Within the guidance the FCA draws attention to the potential of an unfair relationship under section 140A of the CCA by virtue of the manner in which a firm may enforce its right to repossession. It is highly likely that the vast majority of repossessions would, in current circumstances, not be in the spirit of the guidance and regulation, and therefore would be classed as an unfair relationship.
Firms must not report arrears to credit reference agencies in respect of customers who are granted a payment deferral due to the pandemic.
For customers who require additional forbearance due to particular circumstances, firms are expected to continue to report this in the usual manner.
The FCA does not believe that any of the expectations set out in the guidance will prevent firms from complying with statutory requirements under the CCA to send post-contractual notices (for example a NOSIA). Clearly any statutory notice must include the prescribed wording, however there is nothing prevent a firm from including additional wording or a second communication which sets out a suitable explanation or context as to why the notice is being sent in the current circumstances.

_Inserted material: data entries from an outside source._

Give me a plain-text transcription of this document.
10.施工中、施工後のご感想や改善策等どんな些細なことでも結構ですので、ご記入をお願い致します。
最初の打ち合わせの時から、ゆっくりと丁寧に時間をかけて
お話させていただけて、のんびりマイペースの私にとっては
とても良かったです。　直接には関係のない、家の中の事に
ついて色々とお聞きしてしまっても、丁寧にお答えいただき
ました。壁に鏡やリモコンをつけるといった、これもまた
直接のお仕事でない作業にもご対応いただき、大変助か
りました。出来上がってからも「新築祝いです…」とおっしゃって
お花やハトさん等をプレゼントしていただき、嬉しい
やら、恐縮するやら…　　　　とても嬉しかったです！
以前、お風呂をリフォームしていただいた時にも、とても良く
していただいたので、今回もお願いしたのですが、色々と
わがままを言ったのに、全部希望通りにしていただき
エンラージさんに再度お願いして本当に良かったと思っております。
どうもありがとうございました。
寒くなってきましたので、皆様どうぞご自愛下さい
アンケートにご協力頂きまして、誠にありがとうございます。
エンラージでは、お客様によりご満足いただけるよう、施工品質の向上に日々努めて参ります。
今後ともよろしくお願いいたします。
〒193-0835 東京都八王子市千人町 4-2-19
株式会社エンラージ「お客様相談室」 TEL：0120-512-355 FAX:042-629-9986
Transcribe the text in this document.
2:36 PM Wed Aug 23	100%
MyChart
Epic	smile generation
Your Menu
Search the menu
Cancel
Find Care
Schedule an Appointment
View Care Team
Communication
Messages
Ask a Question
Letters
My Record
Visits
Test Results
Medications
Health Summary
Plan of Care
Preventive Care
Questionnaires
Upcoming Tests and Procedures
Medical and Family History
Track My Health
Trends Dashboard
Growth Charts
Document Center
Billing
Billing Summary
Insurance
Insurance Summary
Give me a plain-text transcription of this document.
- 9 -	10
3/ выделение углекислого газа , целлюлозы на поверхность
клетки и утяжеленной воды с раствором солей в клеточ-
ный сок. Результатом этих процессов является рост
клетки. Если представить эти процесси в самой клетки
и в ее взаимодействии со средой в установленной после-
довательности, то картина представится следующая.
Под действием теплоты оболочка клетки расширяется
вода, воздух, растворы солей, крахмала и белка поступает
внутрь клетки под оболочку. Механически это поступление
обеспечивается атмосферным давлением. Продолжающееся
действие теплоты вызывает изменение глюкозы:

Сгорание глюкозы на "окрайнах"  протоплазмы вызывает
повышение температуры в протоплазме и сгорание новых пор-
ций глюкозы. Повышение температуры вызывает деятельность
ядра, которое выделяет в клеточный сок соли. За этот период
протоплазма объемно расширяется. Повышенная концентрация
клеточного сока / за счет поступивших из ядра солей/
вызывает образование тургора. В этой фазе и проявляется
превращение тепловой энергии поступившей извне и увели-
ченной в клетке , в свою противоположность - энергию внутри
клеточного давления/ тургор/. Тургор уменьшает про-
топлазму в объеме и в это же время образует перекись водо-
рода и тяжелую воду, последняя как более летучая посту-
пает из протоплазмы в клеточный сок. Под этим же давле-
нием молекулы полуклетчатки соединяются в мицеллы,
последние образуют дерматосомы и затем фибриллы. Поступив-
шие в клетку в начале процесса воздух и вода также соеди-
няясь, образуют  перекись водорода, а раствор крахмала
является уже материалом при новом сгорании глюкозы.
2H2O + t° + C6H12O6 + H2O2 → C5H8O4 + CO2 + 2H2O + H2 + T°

All firms impacted by this guidance should begin to make customers aware of their eligibility to receive a payment deferral. This may be best achieved through clear statements on websites, dedicated social media campaigns and letters to customers. Firms should begin developing a consistent and clear communications strategy to help bring these relief measures to the attention of customers. Many customers may have erroneously cut off direct debit repayments before making contact with a firm. In such circumstances it would be good practice to proactively contact these customers to make them aware that they need to request formal relief measures otherwise they risk harming their credit record with missed repayments.
Customers must also be made aware of the consequences of a payment deferral, namely the accumulation of interest over the period which will affect the customer’s total amount to be repaid. While not explicitly specified in the guidance, a firm which offers alternative relief measures to a customer should also ensure any consequences or implications are clearly set out to the customer prior to the customer entering into the relief arrangement. This will certainly represent good practice and is within the spirit of the guidance and regulation.